TL;DR (Quick Answer)
- Calorie tracking is a tool, not a forever plan. Use it to build awareness and consistency.
- Start by tracking your normal eating for 3–7 days without changing habits.
- Use an app (like MyFitnessPal or Cronometer) or pen & paper.
- Aim for foods in grams or ounces (use a food scale at home).
- Remember: portion sizes can be off by 20–30% if you just eyeball.
- Don’t stress about perfection — focus on consistency and the big picture.
Why track calories?
Fat loss always comes down to eating fewer calories than you burn. But most people underestimate how much they eat. Tracking:
- Builds awareness of true portions
- Helps spot hidden calories (oils, dressings, snacks)
- Keeps you accountable
- Shows progress even when the scale is slow
- Research consistently shows that food tracking improves weight loss outcomes compared to “winging it.”
Step 1: Establish your baseline
- Before you change anything, track what you normally eat for 3–7 days.
- Don’t try to diet during this phase.
- This gives you a realistic starting point.
- Example: you might discover your “healthy salad” is 800 calories because of oil and toppings.
Step 2: Pick your tracking method
Apps:
- MyFitnessPal (user-friendly, huge database)
- Cronometer (most accurate for macros/micros)
- LoseIt! (simple design, quick logging)
Other methods:
- Pen and paper
- Spreadsheet logging
- Apps are easier, but use what feels sustainable.

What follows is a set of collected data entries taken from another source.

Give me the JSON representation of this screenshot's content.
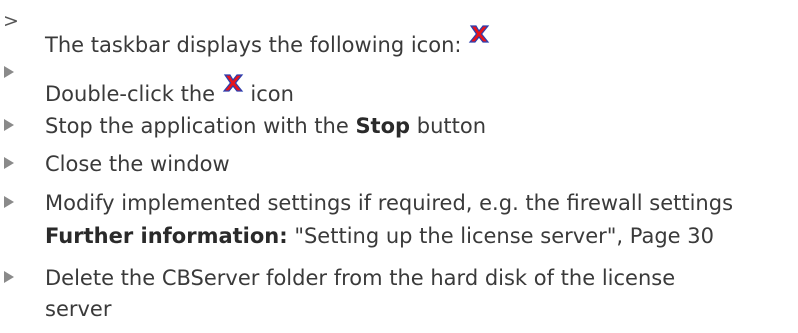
{
  "steps": [
    {
      "marker": ">",
      "text_before": "The taskbar displays the following icon: ",
      "icon": "red-x-icon"
    },
    {
      "marker": "triangle",
      "text_before": "Double-click the ",
      "icon": "red-x-icon",
      "text_after": " icon"
    },
    {
      "marker": "triangle",
      "text_before": "Stop the application with the ",
      "bold": "Stop",
      "text_after": " button"
    },
    {
      "marker": "triangle",
      "text": "Close the window"
    },
    {
      "marker": "triangle",
      "text": "Modify implemented settings if required, e.g. the firewall settings",
      "further_info_label": "Further information:",
      "further_info_text": " \"Setting up the license server\", Page 30"
    },
    {
      "marker": "triangle",
      "text_line1": "Delete the CBServer folder from the hard disk of the license",
      "text_line2": "server"
    }
  ],
  "colors": {
    "text": "#3a3a3a",
    "marker": "#8a8a8a",
    "icon_red": "#e8141b",
    "icon_blue": "#2a3fb0"
  }
}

Step 3: Weigh and measure food
- For the first few weeks, invest in a digital food scale.
- Weigh meats, grains, pasta, etc. raw when possible (unless the label is cooked).
- Liquids: measure with tablespoons/cups if needed, but remember oils and sauces add up fast.

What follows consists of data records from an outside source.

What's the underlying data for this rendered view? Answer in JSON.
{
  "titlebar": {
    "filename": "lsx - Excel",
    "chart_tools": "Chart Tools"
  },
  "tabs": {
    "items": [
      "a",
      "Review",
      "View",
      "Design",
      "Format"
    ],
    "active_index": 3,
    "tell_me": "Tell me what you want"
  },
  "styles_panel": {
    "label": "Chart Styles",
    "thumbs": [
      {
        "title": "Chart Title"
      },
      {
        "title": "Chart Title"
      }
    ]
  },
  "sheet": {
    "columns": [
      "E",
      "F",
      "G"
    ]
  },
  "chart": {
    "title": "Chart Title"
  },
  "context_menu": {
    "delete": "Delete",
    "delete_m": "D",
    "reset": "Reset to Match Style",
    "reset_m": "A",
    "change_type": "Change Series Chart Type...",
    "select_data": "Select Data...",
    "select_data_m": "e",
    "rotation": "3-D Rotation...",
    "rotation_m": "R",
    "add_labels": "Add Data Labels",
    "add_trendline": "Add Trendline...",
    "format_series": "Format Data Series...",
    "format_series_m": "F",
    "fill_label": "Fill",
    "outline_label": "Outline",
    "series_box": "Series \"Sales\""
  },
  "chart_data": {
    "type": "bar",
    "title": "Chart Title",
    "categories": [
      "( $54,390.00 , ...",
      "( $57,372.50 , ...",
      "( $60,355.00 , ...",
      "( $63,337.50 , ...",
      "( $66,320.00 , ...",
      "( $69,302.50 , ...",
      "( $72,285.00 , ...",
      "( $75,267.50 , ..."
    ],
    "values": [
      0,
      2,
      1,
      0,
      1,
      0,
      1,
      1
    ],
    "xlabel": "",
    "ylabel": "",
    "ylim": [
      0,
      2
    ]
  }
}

- Fun fact: studies show people underestimate portion sizes by 20–30% when guessing.
Step 4: Set calorie goals
A simple way:
- Multiply ideal body weight (lbs) × 12–14 = daily calorie target for fat loss.
- Example: 160 lb → 1,920–2,240 calories/day. Adjust weekly based on progress.
- Pair with protein from the earlier article (~0.8–1.0 g/lb of ideal body weight) for best fat loss results.
Step 5: Watch for common mistakes
- Forgetting oils, sauces, creamers, snacks
- Logging “generic” entries instead of scanning labels
- Not accounting for eating out (restaurant meals can be off by 200–500 calories)
- Being “perfect” Mon–Fri, then blowing it on weekends
Step 6: Use tracking as a learning tool
- You don’t need to track forever. The goal is awareness and habits.
- After a few months, most people can transition to portion control and mindful eating without strict logging.
Tips to make it easier
- Pre-log your meals for the day
- Save “favorites” in your app
- Batch-cook meals (like chicken, rice, potatoes)
- Keep healthy snacks pre-measured
- Don’t chase exact numbers — stay within 50–100 calories of target
Is calorie tracking for everyone?
- Helpful for beginners, dieters, and people who like structure
- Not ideal for people with a history of disordered eating — in that case, work with a coach or RD on other strategies
Key takeaway
- Calorie tracking is a temporary training tool. It teaches you what’s really in your food, helps you hit protein and calorie targets, and keeps fat loss on track. Once you’ve built awareness, you can loosen up and still maintain results.
References
- Freedman MR, King J, Kennedy E. Popular diets: a scientific review. Obes Res. 2001;9(Suppl 1):1S–40S.
- Martin CK, et al. Measuring food intake with technology: a systematic review. J Hum Nutr Diet. 2014;27 Suppl 1:2–15.
- Livingstone MBE, Black AE. Markers of the validity of reported energy intake. J Nutr. 2003;133(3):895S–920S.
- Schoeller DA. How accurate is self-reported dietary energy intake? Nutr Rev. 1990;48(10):373–379.
- Burke LE, et al. Self-monitoring in weight loss: a systematic review. J Am Diet Assoc. 2011;111(1):92–102.
- Thomas DM, et al. Why do individuals not lose more weight from an exercise intervention? Obes Rev. 2012;13(10):835–847.